Penurunan cadangan air tanah dinilai
berpotensi menjadi ancaman serius bagi sektor pertanian.
SOLO,
JURNALKREASINDO.com - Dosen Fakultas
Pertanian, Universitas Tunas Pembangunan Surakarta (UTP), Dr. Ir. Sapto
Priyadi, M.Si yang ditemui dalam kesibukannya sebagai fasilitator kegiatan
pengabdian Masyarakat oleh BEM UTP menegaskan, pentingnya konservasi akuifer di
Jawa Tengah sebagai fondasi utama ketahanan pangan jangka panjang.
Penurunan cadangan air tanah dinilai berpotensi menjadi
ancaman serius bagi sektor pertanian, jika tidak dikelola secara bijak dan
berbasis sains sejak sekarang. Sapto menyampaikan, air tanah dalam selama ini
menjadi penopang utama berbagai sistem produksi pangan, mulai dari irigasi
pertanian, hortikultura, hingga industri pengolahan pangan.
Namun, keberadaannya kerap luput dari perhatian karena
dampaknya tidak langsung terlihat di permukaan. “Kekhawatiran terhadap akuifer
Jawa Tengah bukanlah alarm panik, melainkan refleksi ilmiah yang wajar. Akuifer
dalam terbentuk sangat lama dan memiliki laju pengisian ulang yang lambat. Jika
terus dieksploitasi tanpa perhitungan” ujarnya
Saat ini sedang menghabiskan cadangan air milik generasi
berikutnya. Dimana tekanan terhadap
sumber daya air di Jawa Tengah terus meningkat seiring pertumbuhan penduduk,
urbanisasi, ekspansi industri, serta meningkatnya kebutuhan pangan dari tahun
ke tahun. Di sisi lain, kemampuan alam untuk mengisi ulang cadangan air tanah,
tidak sebanding dengan laju pemanfaatannya.
Ketidakseimbangan
Menurut Sapto, pengalaman banjir bandang di sejumlah wilayah
Sumatera menjadi pelajaran penting bagi Jawa Tengah. Ketidakseimbangan antara
curah hujan ekstrem dan kemampuan tanah menyerap air menyebabkan terjadinya
banjir saat musim hujan, namun justru memicu kekeringan saat musim kemarau.
“Jika daerah resapan rusak, air hujan tidak sempat masuk ke
akuifer dan hanya menjadi limpasan permukaan. Akibatnya, cadangan air bawah
tanah terus berkurang. Wilayah resapan seperti Merapi–Merbabu, Dieng, Kendeng,
hingga Rembang harus dijaga sejak sekarang, bukan karena sudah rusak, tetapi
agar tidak mengalami kondisi seperti di Sumatera,” jelasnya.

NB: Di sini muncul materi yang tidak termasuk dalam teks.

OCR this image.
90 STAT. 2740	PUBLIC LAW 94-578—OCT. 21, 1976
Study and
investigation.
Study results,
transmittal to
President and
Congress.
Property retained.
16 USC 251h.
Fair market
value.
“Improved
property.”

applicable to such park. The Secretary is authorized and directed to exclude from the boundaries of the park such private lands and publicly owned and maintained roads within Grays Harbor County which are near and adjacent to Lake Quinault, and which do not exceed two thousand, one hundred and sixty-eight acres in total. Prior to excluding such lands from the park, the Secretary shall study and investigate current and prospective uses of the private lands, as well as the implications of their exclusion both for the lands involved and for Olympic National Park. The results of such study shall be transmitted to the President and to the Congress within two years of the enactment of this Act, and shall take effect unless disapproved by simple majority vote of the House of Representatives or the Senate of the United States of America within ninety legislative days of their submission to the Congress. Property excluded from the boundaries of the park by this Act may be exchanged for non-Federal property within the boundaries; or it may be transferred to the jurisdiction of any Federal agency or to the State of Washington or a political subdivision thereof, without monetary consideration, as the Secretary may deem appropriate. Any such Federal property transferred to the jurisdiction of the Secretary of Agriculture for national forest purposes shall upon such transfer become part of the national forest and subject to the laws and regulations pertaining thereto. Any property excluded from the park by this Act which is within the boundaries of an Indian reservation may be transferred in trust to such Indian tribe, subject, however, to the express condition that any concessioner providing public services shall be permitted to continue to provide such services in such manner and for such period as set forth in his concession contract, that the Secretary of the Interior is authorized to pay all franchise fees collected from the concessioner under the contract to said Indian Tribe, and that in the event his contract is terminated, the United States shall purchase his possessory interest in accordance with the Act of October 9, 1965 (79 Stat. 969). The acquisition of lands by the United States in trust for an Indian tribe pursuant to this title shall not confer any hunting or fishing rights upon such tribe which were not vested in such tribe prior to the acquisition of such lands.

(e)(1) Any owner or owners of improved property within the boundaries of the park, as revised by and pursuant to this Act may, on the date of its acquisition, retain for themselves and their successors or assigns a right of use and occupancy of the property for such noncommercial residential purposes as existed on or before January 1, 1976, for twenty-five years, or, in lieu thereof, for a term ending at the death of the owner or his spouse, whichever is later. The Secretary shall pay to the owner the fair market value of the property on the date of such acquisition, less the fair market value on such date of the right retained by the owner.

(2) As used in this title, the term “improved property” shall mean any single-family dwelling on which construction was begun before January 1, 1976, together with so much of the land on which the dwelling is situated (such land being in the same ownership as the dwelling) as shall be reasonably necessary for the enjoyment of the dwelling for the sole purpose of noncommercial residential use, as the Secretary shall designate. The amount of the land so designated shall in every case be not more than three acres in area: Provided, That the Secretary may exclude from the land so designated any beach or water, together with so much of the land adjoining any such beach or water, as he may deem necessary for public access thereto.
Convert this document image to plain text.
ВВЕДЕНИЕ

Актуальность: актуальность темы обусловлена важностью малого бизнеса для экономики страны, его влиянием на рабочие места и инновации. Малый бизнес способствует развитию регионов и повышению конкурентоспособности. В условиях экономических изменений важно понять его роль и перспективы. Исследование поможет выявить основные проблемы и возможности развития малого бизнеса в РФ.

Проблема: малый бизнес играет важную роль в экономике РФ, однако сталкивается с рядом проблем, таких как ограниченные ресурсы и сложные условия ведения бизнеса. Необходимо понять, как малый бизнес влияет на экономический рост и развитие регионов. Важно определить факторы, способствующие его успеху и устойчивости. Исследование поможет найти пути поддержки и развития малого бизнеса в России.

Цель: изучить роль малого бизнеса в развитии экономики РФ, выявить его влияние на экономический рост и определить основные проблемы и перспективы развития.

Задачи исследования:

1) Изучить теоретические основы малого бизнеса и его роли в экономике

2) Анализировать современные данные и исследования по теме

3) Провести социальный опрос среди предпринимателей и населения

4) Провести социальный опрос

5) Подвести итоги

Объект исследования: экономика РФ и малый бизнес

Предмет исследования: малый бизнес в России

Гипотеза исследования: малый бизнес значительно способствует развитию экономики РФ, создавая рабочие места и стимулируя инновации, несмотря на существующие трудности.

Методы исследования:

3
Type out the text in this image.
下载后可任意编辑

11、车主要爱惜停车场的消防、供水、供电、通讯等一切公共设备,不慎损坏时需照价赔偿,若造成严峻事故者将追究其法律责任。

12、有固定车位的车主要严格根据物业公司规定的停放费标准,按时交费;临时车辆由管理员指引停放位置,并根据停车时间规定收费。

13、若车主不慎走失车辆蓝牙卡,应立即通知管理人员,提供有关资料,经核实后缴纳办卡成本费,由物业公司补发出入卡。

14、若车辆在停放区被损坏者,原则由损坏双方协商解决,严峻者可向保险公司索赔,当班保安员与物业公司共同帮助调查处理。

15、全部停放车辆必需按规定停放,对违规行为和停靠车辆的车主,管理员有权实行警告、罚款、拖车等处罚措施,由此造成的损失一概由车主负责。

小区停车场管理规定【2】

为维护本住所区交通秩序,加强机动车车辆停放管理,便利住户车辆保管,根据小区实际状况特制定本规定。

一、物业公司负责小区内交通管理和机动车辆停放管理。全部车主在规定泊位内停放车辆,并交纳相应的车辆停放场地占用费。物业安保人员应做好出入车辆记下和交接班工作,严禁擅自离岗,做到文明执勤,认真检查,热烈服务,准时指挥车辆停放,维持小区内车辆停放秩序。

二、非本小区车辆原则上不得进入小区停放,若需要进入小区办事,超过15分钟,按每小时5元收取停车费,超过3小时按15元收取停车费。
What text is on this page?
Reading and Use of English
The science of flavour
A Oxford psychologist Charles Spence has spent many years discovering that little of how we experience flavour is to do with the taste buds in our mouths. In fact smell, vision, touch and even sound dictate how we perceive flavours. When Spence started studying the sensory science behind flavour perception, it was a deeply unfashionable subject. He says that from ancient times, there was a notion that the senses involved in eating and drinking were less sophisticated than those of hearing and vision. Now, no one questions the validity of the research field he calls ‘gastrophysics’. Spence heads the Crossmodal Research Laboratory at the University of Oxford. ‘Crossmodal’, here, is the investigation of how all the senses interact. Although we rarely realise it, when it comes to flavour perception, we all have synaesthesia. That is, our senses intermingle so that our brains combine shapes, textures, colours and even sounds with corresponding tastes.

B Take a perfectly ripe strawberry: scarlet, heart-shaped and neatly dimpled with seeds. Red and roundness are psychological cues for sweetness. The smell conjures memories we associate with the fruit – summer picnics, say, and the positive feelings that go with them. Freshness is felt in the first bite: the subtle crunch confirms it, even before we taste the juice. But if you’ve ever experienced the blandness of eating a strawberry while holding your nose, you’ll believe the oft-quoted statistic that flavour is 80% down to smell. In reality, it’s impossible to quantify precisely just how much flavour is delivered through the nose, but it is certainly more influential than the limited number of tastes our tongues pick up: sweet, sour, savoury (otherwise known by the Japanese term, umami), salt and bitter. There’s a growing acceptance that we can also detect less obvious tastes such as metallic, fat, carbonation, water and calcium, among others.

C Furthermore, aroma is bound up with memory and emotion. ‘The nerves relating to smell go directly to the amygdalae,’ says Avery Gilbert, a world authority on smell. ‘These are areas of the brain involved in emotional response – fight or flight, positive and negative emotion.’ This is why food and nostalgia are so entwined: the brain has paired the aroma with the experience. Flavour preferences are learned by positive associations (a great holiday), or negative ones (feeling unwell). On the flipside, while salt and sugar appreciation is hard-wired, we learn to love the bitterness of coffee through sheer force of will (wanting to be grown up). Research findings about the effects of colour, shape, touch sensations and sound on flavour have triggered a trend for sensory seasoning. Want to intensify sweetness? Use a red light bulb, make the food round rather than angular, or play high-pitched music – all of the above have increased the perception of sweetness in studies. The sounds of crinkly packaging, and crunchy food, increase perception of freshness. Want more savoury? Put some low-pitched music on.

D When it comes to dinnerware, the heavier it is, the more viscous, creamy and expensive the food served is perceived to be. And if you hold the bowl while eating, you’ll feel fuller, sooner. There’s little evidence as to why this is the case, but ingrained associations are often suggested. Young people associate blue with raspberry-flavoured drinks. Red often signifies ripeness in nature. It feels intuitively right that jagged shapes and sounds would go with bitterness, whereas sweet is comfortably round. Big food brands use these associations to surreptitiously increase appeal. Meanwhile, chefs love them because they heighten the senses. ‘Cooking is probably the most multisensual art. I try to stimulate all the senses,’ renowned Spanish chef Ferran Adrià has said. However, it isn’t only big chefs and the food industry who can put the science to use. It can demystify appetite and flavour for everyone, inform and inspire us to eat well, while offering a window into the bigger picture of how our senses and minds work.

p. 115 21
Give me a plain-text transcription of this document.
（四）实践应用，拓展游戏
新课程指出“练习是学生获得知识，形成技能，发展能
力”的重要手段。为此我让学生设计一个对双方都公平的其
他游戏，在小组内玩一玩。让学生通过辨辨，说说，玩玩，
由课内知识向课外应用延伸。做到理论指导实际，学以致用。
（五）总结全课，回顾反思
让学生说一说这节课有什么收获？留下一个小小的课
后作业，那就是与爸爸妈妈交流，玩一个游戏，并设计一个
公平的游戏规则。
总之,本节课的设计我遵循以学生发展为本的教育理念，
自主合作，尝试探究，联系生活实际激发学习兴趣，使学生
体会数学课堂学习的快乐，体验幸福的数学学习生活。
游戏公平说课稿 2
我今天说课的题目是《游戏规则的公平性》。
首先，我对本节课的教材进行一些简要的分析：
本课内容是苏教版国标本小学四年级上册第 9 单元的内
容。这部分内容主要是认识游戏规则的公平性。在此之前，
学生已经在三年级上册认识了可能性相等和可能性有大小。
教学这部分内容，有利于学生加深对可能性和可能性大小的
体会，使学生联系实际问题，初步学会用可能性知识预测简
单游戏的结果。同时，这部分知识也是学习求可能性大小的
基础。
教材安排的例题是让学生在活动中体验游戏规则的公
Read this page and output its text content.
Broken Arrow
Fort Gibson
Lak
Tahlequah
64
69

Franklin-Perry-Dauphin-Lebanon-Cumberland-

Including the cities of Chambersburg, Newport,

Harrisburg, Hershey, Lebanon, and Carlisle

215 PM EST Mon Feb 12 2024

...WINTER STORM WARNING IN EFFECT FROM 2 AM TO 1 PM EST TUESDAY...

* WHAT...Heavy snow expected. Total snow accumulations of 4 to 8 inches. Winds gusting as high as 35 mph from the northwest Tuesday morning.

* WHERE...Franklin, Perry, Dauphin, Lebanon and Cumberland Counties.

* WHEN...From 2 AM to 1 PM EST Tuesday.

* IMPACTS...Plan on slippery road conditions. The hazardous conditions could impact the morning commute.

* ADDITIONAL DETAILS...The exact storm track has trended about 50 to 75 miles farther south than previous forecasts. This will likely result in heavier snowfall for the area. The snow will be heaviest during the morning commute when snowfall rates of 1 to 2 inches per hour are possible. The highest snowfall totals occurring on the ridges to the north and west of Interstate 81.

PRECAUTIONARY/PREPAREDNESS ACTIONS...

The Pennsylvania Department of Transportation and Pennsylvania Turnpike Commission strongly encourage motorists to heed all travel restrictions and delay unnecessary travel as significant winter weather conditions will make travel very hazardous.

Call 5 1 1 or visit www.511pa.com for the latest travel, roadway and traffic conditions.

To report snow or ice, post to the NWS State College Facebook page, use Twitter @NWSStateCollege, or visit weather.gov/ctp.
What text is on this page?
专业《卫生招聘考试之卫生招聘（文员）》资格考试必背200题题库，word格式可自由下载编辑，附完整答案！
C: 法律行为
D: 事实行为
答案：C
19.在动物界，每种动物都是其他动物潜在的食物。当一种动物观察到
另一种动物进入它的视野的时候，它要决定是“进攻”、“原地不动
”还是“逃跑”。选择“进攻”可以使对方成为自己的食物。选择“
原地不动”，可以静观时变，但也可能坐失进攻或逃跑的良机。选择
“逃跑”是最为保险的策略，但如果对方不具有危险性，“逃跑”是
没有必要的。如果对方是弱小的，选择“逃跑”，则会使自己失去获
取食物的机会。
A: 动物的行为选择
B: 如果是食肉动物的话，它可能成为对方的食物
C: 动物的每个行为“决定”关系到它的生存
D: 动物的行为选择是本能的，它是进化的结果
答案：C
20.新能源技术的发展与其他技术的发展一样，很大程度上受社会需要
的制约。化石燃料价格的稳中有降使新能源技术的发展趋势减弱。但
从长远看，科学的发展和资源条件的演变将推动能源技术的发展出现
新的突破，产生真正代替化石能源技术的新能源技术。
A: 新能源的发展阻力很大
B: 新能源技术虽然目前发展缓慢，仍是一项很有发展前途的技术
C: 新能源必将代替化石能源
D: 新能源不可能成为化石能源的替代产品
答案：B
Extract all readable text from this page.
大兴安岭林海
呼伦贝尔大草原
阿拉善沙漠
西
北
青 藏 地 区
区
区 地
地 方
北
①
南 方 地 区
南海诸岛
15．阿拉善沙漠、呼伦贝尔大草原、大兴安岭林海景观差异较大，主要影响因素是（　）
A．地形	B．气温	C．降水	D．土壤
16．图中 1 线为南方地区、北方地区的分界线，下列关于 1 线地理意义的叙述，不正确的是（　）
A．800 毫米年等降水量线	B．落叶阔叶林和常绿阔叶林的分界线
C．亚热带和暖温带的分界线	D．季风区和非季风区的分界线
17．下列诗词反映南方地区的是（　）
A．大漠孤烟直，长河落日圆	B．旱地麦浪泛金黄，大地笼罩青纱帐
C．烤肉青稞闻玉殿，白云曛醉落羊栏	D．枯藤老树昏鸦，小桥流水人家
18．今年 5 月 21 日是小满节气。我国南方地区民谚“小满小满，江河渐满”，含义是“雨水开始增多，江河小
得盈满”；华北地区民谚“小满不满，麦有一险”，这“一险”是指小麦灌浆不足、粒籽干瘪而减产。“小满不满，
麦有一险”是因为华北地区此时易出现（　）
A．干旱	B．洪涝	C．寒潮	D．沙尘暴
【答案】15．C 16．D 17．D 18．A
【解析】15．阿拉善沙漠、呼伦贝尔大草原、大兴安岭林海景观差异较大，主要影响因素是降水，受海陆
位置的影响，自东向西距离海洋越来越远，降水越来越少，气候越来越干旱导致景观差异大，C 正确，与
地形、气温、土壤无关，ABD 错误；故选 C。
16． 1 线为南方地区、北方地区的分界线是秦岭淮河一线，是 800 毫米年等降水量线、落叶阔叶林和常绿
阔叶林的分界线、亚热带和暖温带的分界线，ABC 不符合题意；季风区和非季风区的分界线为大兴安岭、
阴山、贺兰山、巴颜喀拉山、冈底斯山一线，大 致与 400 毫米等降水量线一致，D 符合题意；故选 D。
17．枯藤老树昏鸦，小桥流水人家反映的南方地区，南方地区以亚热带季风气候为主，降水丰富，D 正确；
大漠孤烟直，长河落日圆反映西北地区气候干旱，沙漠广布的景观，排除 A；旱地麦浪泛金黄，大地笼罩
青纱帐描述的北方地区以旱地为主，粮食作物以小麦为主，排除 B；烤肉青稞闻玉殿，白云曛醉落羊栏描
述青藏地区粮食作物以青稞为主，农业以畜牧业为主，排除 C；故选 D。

Dalam perspektif ketahanan pangan, akuifer memiliki peran
strategis sebagai cadangan air irigasi, penopang produksi hortikultura,
penyedia air industri pangan, hingga sumber air rumah tangga bagi tenaga kerja
sektor pertanian. Ketika debit air tanah menurun, dampaknya akan merambat
langsung pada ketidak stabilan irigasi.
Bahkan terganggunya masa tanam, menurunnya produktivitas,
hingga meningkatnya harga pangan.“Sekitar 70 persen konsumsi air dunia
digunakan untuk pertanian. Tanpa air, sawah dan ladang tidak dapat berproduksi.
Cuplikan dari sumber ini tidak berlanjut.